Enhancement of anti-tumor activity by targeting exosome to HER2 positive cells. The experiments described earlier in the text showed that exosomes carrying miR-HER2-E1 entered into both HER2 positive and HER2 negative cells ultimately killed only HER2 positive cells. The objectives of the studies described below were to enhance the entry of the exosomes into HER2 positive cells. To achieve this objective, we constructed two cell lines designed to produce novel exosomes. The 293-miR-XS HER2 exosome carried on their surface a peptide which enabled exosome to adhere to the HER2 on the surface of HER2 positive cells. The 293-miR-XS exosome lacked the HER2 adhesion peptide. Both exosomes packed miR-HER2-E1. Details of the construction and properties of the two cell lines are described in Materials and Methods.
Two series of control experiments are relevant here. First, verified the presence of miR-HER2-E1 in exosomes produced in both cell lines. As illustrated in Fig. 6a, the exosomes produced by both cell lines carried miR-HER2-E1 as determined by analyses of cell pellets and purified exosomes.

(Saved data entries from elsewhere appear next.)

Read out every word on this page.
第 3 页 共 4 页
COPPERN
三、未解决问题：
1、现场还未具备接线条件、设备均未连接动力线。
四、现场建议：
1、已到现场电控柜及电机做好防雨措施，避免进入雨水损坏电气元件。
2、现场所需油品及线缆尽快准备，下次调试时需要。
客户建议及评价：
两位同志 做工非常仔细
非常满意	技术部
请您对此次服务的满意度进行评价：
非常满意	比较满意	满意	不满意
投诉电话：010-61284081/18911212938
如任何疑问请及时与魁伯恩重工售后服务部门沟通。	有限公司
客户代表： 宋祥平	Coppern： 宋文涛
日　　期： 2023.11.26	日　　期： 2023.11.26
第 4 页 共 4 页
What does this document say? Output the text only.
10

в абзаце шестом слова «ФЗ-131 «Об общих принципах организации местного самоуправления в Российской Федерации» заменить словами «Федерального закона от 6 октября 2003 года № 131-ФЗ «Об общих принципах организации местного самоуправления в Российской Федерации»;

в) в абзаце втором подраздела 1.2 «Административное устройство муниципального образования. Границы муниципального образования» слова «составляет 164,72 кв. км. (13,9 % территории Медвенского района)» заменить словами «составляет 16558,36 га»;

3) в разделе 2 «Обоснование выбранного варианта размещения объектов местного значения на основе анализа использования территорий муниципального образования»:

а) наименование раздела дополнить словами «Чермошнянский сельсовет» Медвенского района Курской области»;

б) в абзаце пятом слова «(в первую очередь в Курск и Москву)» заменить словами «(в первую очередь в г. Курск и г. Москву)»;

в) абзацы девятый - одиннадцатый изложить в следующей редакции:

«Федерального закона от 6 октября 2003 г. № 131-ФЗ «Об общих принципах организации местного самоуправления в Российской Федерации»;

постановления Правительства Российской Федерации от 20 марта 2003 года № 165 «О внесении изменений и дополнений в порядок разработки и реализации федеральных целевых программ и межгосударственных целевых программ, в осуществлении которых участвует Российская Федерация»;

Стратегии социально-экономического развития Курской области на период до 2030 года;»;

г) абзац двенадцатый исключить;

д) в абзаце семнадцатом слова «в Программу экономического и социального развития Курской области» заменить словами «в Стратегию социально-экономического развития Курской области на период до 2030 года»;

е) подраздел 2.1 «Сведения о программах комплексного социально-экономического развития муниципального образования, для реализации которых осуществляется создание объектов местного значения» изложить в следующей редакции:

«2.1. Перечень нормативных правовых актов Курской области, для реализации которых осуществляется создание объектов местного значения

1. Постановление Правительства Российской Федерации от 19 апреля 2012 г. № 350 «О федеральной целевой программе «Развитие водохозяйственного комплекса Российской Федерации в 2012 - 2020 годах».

Next, the exosomes produced by the two cell lines were purified and tested by ELISA to verify that they differed in their ability to adhere to HER2 protein. In brief, exosomes purified from 293-miR-XS and 293-miR-XS-HER2 stable cell lines were coated onto the 96-well ELISA plates. After removal of the coating solution and blocking nonspecific binding by bovine serum albumin (BSA), the coated exosomes were incubated with HER2 protein, and then exposed to HRP-conjugated rabbit anti-HER2 antibody. The plates were then rinsed again, followed by exposure to tetramethyl benzidine substrate (TMB) for color development. The reaction was stopped by the addition of a stop solution. Plates were read on a BioTek microplate reader at a wave length of 450 nm. As shown in Fig. 6b, purified exosomes produced by 293-miR-XS-HER2 preferentially bound HER2 protein.
Anti-tumor efficacy of exosomes carrying miR-HER2-E1 and adhering to HER2. In this series of experiments nude mice derived from Balb/c were injected subcutaneously into flanks with 5 × 106 SK-OV-3 cells. Tumors averaging 80 mm3 were injected intravenously on days 1, 4, 7, 10, 13, 16, 19 and 22 with 3 µg/animal (Fig. 7a) or 30 µg/animal (Fig. 7b) of exosomes purified from 293-miR-XS-HER2, 293-miR-XS or parental HEK-293 cells. The sizes of tumors were measured on days 1, 4, 7, 10, 13, 16, 19, 22, 25 and 28.
The results of these experiments are shown in Fig. 7a and b. The results show that exosomes purified from 293-miR-XS-HER2 cells were significantly more effective in reducing the growth of HER2-positive tumors as compared to exosomes purified from HEK-293 or 293-miR-XS cells. The results also show that the shrinkage of tumors injected with 3 µg or 30 µg of 293-miR-XS-HER2 exosomes /animal was virtually identical suggesting that the 3 µg dose was close to or exceeded the amounts required to kill the susceptible cells.